The current VCR in Turkey of 2% of at-risk adults and elderly is very low despite the reimbursement of PPV23 in these groups since 2007. The reasons for this may implicate factors involving intervention by public health organizations or the perspective of physicians and the general public on pneumococcal vaccination. Low VCR can be explained by the lack of an effective vaccination program or absence of systems for delivering the vaccination, such as in the workplace, nursing homes or healthcare center.28,29
Indeed, in Turkey, every patient should visit pharmacy, buy the vaccine and then come to health care setting to receive prescribed vaccine, knowing that physicians can not offer PPV before the patient's discharge from their clinic. In addition, physicians have a low awareness of the risks of pneumococcal disease and the benefits of vaccination which affects their recommendation of PPV23, health care workers recommendation being the most important driver of the coverage rate's improvement.10
Lastly, other clinical priorities compete against vaccination programs and physicians delegate vaccination issues to the primary care settings. Offering vaccination in different places such as adult vaccination rooms or before discharging patient from hospital seems to increase such a low PPV23 vaccination rates in Turkey.

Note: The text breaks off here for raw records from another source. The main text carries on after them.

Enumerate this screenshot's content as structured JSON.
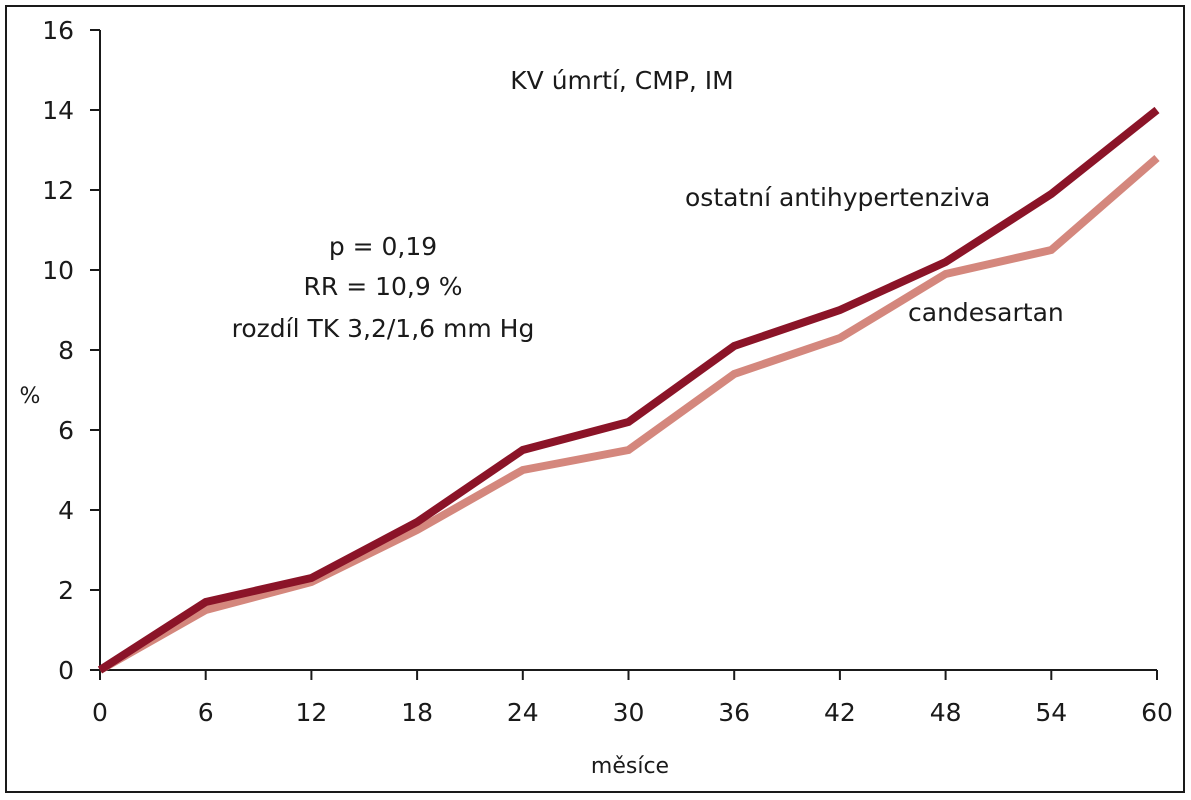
{
  "chart_data": {
    "type": "line",
    "title": "KV úmrtí, CMP, IM",
    "xlabel": "měsíce",
    "ylabel": "%",
    "x": [
      0,
      6,
      12,
      18,
      24,
      30,
      36,
      42,
      48,
      54,
      60
    ],
    "xticks": [
      "0",
      "6",
      "12",
      "18",
      "24",
      "30",
      "36",
      "42",
      "48",
      "54",
      "60"
    ],
    "yticks": [
      "0",
      "2",
      "4",
      "6",
      "8",
      "10",
      "12",
      "14",
      "16"
    ],
    "xlim": [
      0,
      60
    ],
    "ylim": [
      0,
      16
    ],
    "grid": false,
    "series": [
      {
        "name": "ostatní antihypertenziva",
        "color": "#8b1428",
        "values": [
          0,
          1.7,
          2.3,
          3.7,
          5.5,
          6.2,
          8.1,
          9.0,
          10.2,
          11.9,
          14.0
        ]
      },
      {
        "name": "candesartan",
        "color": "#d4877d",
        "values": [
          0,
          1.5,
          2.2,
          3.5,
          5.0,
          5.5,
          7.4,
          8.3,
          9.9,
          10.5,
          12.8
        ]
      }
    ],
    "annotations": [
      "p = 0,19",
      "RR = 10,9 %",
      "rozdíl TK 3,2/1,6 mm Hg"
    ]
  }
}
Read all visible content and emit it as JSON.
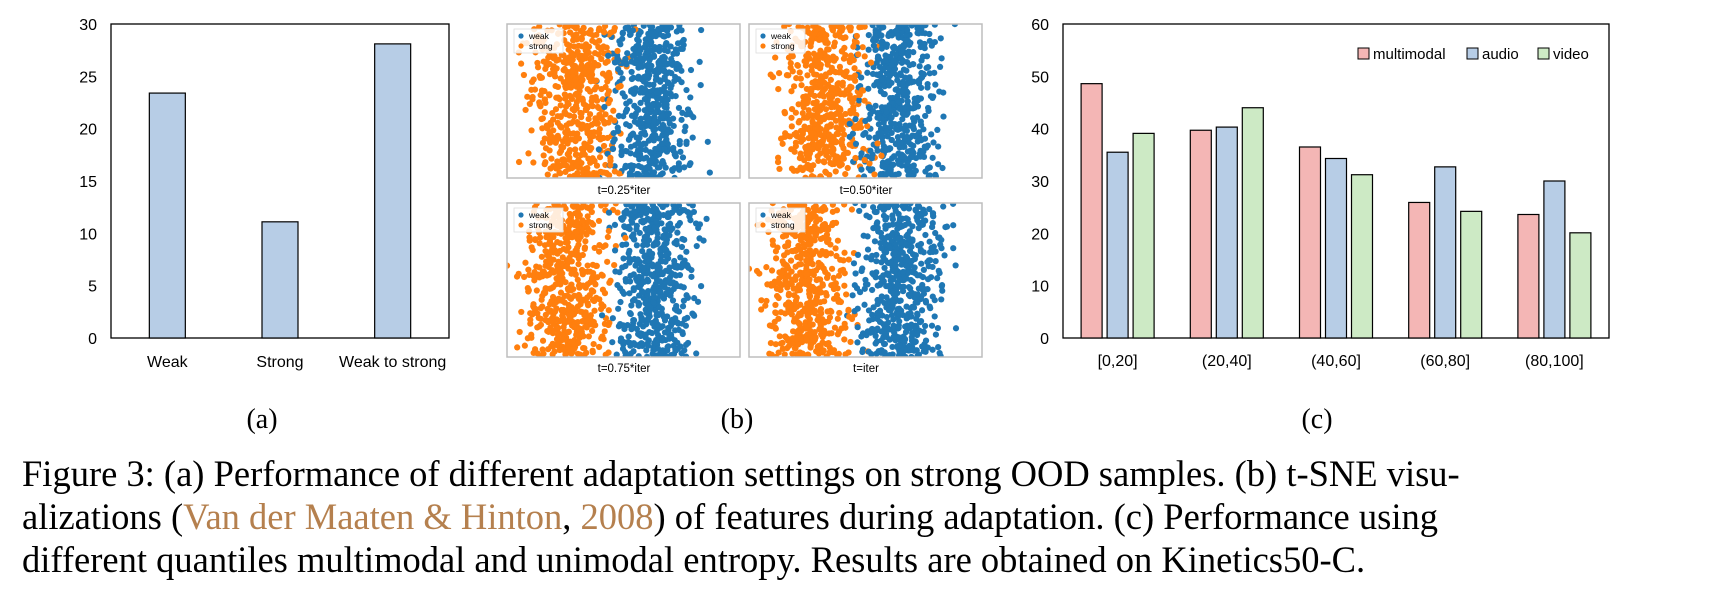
{
  "chart_data": [
    {
      "id": "a",
      "type": "bar",
      "subfigure_label": "(a)",
      "categories": [
        "Weak",
        "Strong",
        "Weak to strong"
      ],
      "values": [
        23.4,
        11.1,
        28.1
      ],
      "ylim": [
        0,
        30
      ],
      "yticks": [
        "0",
        "5",
        "10",
        "15",
        "20",
        "25",
        "30"
      ],
      "bar_color": "#b7cde6",
      "grid": false
    },
    {
      "id": "b",
      "type": "scatter",
      "subfigure_label": "(b)",
      "panels": [
        {
          "title": "t=0.25*iter",
          "weak_center": 0.62,
          "strong_center": 0.3
        },
        {
          "title": "t=0.50*iter",
          "weak_center": 0.64,
          "strong_center": 0.33
        },
        {
          "title": "t=0.75*iter",
          "weak_center": 0.64,
          "strong_center": 0.26
        },
        {
          "title": "t=iter",
          "weak_center": 0.66,
          "strong_center": 0.25
        }
      ],
      "legend": [
        {
          "label": "weak",
          "color": "#1f77b4"
        },
        {
          "label": "strong",
          "color": "#ff7f0e"
        }
      ]
    },
    {
      "id": "c",
      "type": "bar",
      "subfigure_label": "(c)",
      "categories": [
        "[0,20]",
        "(20,40]",
        "(40,60]",
        "(60,80]",
        "(80,100]"
      ],
      "series": [
        {
          "name": "multimodal",
          "color": "#f4b6b5",
          "values": [
            48.6,
            39.7,
            36.5,
            25.9,
            23.6
          ]
        },
        {
          "name": "audio",
          "color": "#b7cde6",
          "values": [
            35.5,
            40.3,
            34.3,
            32.7,
            30.0
          ]
        },
        {
          "name": "video",
          "color": "#cdeac5",
          "values": [
            39.1,
            44.0,
            31.2,
            24.2,
            20.1
          ]
        }
      ],
      "ylim": [
        0,
        60
      ],
      "yticks": [
        "0",
        "10",
        "20",
        "30",
        "40",
        "50",
        "60"
      ],
      "legend_position": "top-right",
      "grid": false
    }
  ],
  "caption": {
    "line1_a": "Figure 3: (a) Performance of different adaptation settings on strong OOD samples. (b) t-SNE visu-",
    "line2_a": "alizations (",
    "line2_cite1": "Van der Maaten & Hinton",
    "line2_b": ", ",
    "line2_cite2": "2008",
    "line2_c": ") of features during adaptation. (c) Performance using",
    "line3": "different quantiles multimodal and unimodal entropy. Results are obtained on Kinetics50-C."
  }
}
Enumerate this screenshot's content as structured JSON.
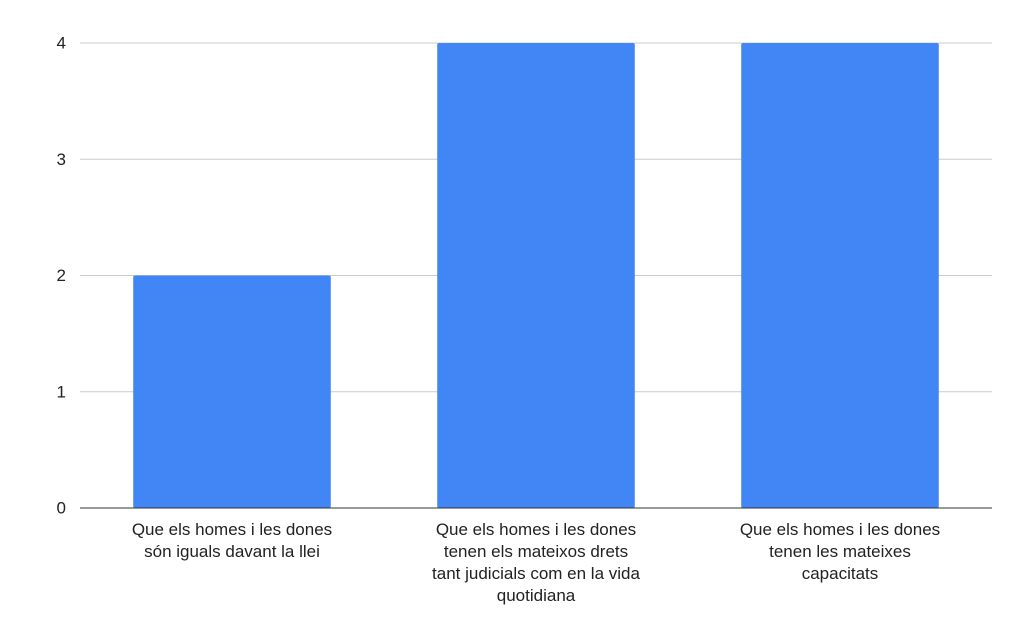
{
  "chart_data": {
    "type": "bar",
    "categories": [
      [
        "Que els homes i les dones",
        "són iguals davant la llei"
      ],
      [
        "Que els homes i les dones",
        "tenen els mateixos drets",
        "tant judicials com en la vida",
        "quotidiana"
      ],
      [
        "Que els homes i les dones",
        "tenen les mateixes",
        "capacitats"
      ]
    ],
    "values": [
      2,
      4,
      4
    ],
    "ylim": [
      0,
      4
    ],
    "yticks": [
      0,
      1,
      2,
      3,
      4
    ],
    "grid": true,
    "legend": "none",
    "colors": {
      "bar": "#4285f4",
      "grid": "#cccccc",
      "axis": "#333333"
    }
  }
}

Data from the active promotion of the benefits of pneumococcal vaccination were not included in this study since the results have been difficult to evaluate. However, costs saved by a pneumococcal vaccination program could be reinvested in the education of physicians and the public on the benefits of vaccination. In conclusion, this model suggests that a pneumococcal vaccination program in the elderly and at-risk populations in Turkey would be cost saving. These results are consistent with previous studies conducted with pneumococcal polysaccharide vaccines. Vaccination of the elderly with PPV23 is now publicly funded in Turkey. Nevertheless, the VCR in Turkey has been minimal, and its increase would improve public health. In addition, an awareness campaign to promote the benefits of pneumococcal vaccination in the elderly and at-risk adults should be undertaken in Turkey, targeting selected high-risk populations and the medical community. An appropriate use of the money saved as a result of pneumococcal vaccination would be to promote the benefits of vaccination and thereby raise the VCR.